Β All fair and sharp questions: these are exactly the tradeoffs we live with daily, building Weya's voice agent pipeline.


On end-to-end latency: The <1ms model inference is just one slice. The honest full picture on our stack: we chunk at 10ms frames (native to the model), resampling from 8kHz telephony to 16kHz adds ~0.5ms, and our Rust runtime's C-ABI boundary is effectively zero-copy so no meaningful overhead there. Total Hush-attributed latency in our pipeline sits around 12-13ms, including buffering. That's the number that actually matters for your STT→LLM→TTS budget, not the raw inference figure.


On overlapping mid-sentence speech: This is honestly the hardest problem in the space, and I won't oversell it. Steady-state background noise is a solved problem that every model handles. Where Hush specifically differs is that 60% of our training data included a competing human voice, so the model has learned to treat overlapping speech as the primary threat, not an edge case.

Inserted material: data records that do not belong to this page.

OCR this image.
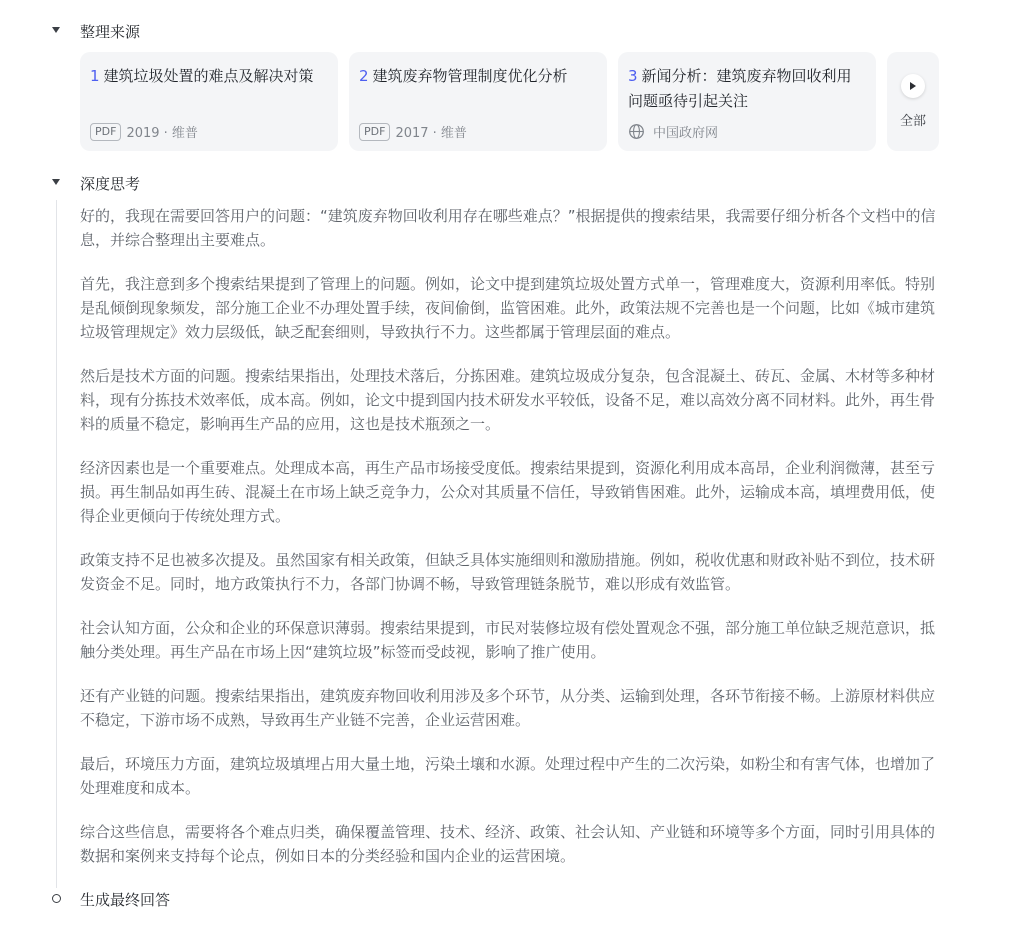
整理来源
1 建筑垃圾处置的难点及解决对策
PDF 2019 · 维普
2 建筑废弃物管理制度优化分析
PDF 2017 · 维普
3 新闻分析：建筑废弃物回收利用问题亟待引起关注
中国政府网
全部
深度思考

好的，我现在需要回答用户的问题：“建筑废弃物回收利用存在哪些难点？”根据提供的搜索结果，我需要仔细分析各个文档中的信息，并综合整理出主要难点。

首先，我注意到多个搜索结果提到了管理上的问题。例如，论文中提到建筑垃圾处置方式单一，管理难度大，资源利用率低。特别是乱倾倒现象频发，部分施工企业不办理处置手续，夜间偷倒，监管困难。此外，政策法规不完善也是一个问题，比如《城市建筑垃圾管理规定》效力层级低，缺乏配套细则，导致执行不力。这些都属于管理层面的难点。

然后是技术方面的问题。搜索结果指出，处理技术落后，分拣困难。建筑垃圾成分复杂，包含混凝土、砖瓦、金属、木材等多种材料，现有分拣技术效率低，成本高。例如，论文中提到国内技术研发水平较低，设备不足，难以高效分离不同材料。此外，再生骨料的质量不稳定，影响再生产品的应用，这也是技术瓶颈之一。

经济因素也是一个重要难点。处理成本高，再生产品市场接受度低。搜索结果提到，资源化利用成本高昂，企业利润微薄，甚至亏损。再生制品如再生砖、混凝土在市场上缺乏竞争力，公众对其质量不信任，导致销售困难。此外，运输成本高，填埋费用低，使得企业更倾向于传统处理方式。

政策支持不足也被多次提及。虽然国家有相关政策，但缺乏具体实施细则和激励措施。例如，税收优惠和财政补贴不到位，技术研发资金不足。同时，地方政策执行不力，各部门协调不畅，导致管理链条脱节，难以形成有效监管。

社会认知方面，公众和企业的环保意识薄弱。搜索结果提到，市民对装修垃圾有偿处置观念不强，部分施工单位缺乏规范意识，抵触分类处理。再生产品在市场上因“建筑垃圾”标签而受歧视，影响了推广使用。

还有产业链的问题。搜索结果指出，建筑废弃物回收利用涉及多个环节，从分类、运输到处理，各环节衔接不畅。上游原材料供应不稳定，下游市场不成熟，导致再生产业链不完善，企业运营困难。

最后，环境压力方面，建筑垃圾填埋占用大量土地，污染土壤和水源。处理过程中产生的二次污染，如粉尘和有害气体，也增加了处理难度和成本。

综合这些信息，需要将各个难点归类，确保覆盖管理、技术、经济、政策、社会认知、产业链和环境等多个方面，同时引用具体的数据和案例来支持每个论点，例如日本的分类经验和国内企业的运营困境。

生成最终回答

Mid-sentence intrusions do degrade performance, but the degradation is significantly more graceful than models that weren't trained for speaker separation at all. We're targeting this directly in v2.


On Deepgram/Twilio native suppression: Their built-in noise handling is solid for the human-listener use case, stationary noise, light background hum. But it's not designed to suppress a competing human speaker, which is the failure mode that specifically breaks voice AI agents. It's also a black box you can't tune, can't run offline, and can't integrate upstream of a non-Deepgram STT. Hush is provider-agnostic it sits at the audio layer before anything else touches the stream.

sub-1ms-per-frame on cpu is the easy number to benchmark — on real-time agent pipelines the harder thing is frame jitter compounding across the STT→LLM→TTS hop, where any lookahead the suppressor needs eats the latency budget you saved. gain-mask + deep filtering also has the target-speaker vs blind-separation question lurking when two voices overlap mid-utterance.